Which brings me back to Dr. Dana, who’s got me pegged like a small destroyer in the vintage game of Battleship. And my  darn adrenals, glands so delicate and sensitive to stress. And, in my case, as exhausted as new parents. Overworked, undernourished, and sleep deprived, they continue to wreak much havoc with my hormones. What to do, what to do?

Option A: Sell everything we have and give up this busy and stressful existence for something more primitive, like life on a desert island somewhere close to a Nordstrom’s outlet store.

Option B: Replace my big corporate job for the 10 to 2 shift at Starbucks, stocking new mugs and managing the cash register (but not as a Barista because, frankly, that looks like it can be quite the stress fest).

Option C: Make pretend I’m perfectly okay and simply ignore any and all symptoms of adrenal distress.

Option D: Find a warm and comfortable spot at Philadelphia International Airport, a good wholesale florist who believes in the concept of bartering, and a peach tunic for every day of the week and set up shop in the United Terminal preaching love and peace.

Option E: Have some Ben and Jerry’s Whirled Peace and worry about it tomorrow. (Hey, I like this option!)  

Good solutions or not, big sigh, they’re simply just not possible for Type A personalities like me, that are a) always on a diet and b) washed out by light pastels.

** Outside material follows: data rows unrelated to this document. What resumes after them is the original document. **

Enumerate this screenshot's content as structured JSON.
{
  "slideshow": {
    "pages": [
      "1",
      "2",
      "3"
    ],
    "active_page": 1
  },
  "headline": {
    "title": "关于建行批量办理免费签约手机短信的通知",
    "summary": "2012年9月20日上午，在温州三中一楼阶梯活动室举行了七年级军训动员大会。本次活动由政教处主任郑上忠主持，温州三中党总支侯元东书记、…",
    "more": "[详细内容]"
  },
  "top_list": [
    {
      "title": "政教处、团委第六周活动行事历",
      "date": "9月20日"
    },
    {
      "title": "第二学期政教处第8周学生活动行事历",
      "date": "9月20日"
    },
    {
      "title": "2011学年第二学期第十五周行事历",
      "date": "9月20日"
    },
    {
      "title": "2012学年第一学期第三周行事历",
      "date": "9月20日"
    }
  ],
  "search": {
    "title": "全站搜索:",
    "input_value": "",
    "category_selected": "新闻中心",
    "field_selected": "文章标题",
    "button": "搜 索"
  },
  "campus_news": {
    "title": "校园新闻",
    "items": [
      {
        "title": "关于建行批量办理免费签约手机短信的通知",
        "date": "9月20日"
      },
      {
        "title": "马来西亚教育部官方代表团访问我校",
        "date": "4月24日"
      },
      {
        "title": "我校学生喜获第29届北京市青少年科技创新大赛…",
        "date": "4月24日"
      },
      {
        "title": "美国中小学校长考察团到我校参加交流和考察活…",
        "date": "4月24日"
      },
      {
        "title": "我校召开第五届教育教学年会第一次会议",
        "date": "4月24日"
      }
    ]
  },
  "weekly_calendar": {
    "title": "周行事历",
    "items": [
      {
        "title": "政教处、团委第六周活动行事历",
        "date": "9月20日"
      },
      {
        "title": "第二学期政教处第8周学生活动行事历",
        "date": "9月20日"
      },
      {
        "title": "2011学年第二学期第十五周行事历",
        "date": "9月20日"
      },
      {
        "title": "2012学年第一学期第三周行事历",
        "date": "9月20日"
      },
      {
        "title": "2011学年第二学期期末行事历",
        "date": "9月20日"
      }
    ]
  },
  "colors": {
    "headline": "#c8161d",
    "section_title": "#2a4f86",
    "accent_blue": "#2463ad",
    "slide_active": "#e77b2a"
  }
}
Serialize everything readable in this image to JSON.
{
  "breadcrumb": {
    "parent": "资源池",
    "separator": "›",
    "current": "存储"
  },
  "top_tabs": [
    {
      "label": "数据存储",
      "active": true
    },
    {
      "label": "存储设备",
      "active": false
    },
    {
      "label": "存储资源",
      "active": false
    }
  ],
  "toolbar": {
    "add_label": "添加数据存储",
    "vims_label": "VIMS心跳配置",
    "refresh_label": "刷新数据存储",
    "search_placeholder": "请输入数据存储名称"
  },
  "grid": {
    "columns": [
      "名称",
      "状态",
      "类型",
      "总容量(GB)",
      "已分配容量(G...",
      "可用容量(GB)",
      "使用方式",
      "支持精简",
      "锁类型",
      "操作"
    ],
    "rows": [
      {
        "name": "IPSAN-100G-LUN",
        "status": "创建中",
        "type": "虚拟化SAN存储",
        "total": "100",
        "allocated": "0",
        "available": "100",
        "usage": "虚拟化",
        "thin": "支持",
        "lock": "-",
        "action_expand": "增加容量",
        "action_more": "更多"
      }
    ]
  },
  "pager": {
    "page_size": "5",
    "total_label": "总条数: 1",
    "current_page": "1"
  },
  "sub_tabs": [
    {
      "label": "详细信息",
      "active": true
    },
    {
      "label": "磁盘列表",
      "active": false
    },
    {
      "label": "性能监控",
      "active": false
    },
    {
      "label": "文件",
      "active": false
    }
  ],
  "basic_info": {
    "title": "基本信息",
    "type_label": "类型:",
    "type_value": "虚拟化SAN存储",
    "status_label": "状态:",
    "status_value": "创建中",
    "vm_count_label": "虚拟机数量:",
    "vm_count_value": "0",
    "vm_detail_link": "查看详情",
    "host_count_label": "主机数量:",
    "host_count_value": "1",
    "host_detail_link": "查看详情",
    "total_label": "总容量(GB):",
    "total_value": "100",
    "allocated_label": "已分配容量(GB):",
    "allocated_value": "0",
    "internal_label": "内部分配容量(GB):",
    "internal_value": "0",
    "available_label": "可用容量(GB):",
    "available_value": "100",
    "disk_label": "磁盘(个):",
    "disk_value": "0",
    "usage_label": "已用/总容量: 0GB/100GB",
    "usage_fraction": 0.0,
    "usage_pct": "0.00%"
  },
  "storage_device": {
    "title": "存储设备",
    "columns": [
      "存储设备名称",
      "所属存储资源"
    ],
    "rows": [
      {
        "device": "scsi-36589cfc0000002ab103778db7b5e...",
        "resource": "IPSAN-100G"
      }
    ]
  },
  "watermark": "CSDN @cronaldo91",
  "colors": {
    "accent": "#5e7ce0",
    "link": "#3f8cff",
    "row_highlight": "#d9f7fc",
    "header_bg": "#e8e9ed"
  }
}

So, in lieu of throwing it all away for the life of a Jewish Hari Krishna, the alternatives are this (says Dr. Dana): More natural supplements. Prescription hormones. Gentle forms of yoga and pilates (goodbye Jillian Michaels and P90X Tony—well, I won’t actually miss you…). And, dare I say it: The dreaded meditation.

Now, I must say that many have proposed the notion of meditation to me in recent years. The rationale being that it would be the perfect salve for my somewhat tightly wound personality (okay, I’ll own it). And yet, for some reason, I’ve been resistant to the idea. Why? No clue. Because theoretically, the thought of quieting my mind for any length of time seems utterly delightful.

And yet, what does it say about a person who, in practice, repels the idea of laying still, simply breathing, letting a long cool swath of no-judgement air bathe over her like tropical pixie dust?

I know the sensation, because I did do it once. At some wellness center, in a group, sitting on a bridge chair. And even with my lower back slighty pressed, it was downright dreamy. The trance-like state something I certainly wouldn’t mind replicating. And yet, when I sit down to try, my mind becomes the Indianapolis 500 of bad thoughts–about what I have to do at the office, how mad I am still at my husband’s ex wife, and whether or not I’ll ever be able to fit back into the size 8 Cambio jeans I keep as a vigil to my former self in the back of my closet.  

Say, do you meditate?

(Not to change the subject, but do we really want to start talking about the range of sizes in my closet? Here’s a hint: Think Bloomingdales.) And if so, help me out. I’ll take whatever you’ve got. Give me your best stress-busting advice. And let me know whether your adrenals have been served by the process, or are as tired and pathetic as mine. I’ll look forward to hearing all about it.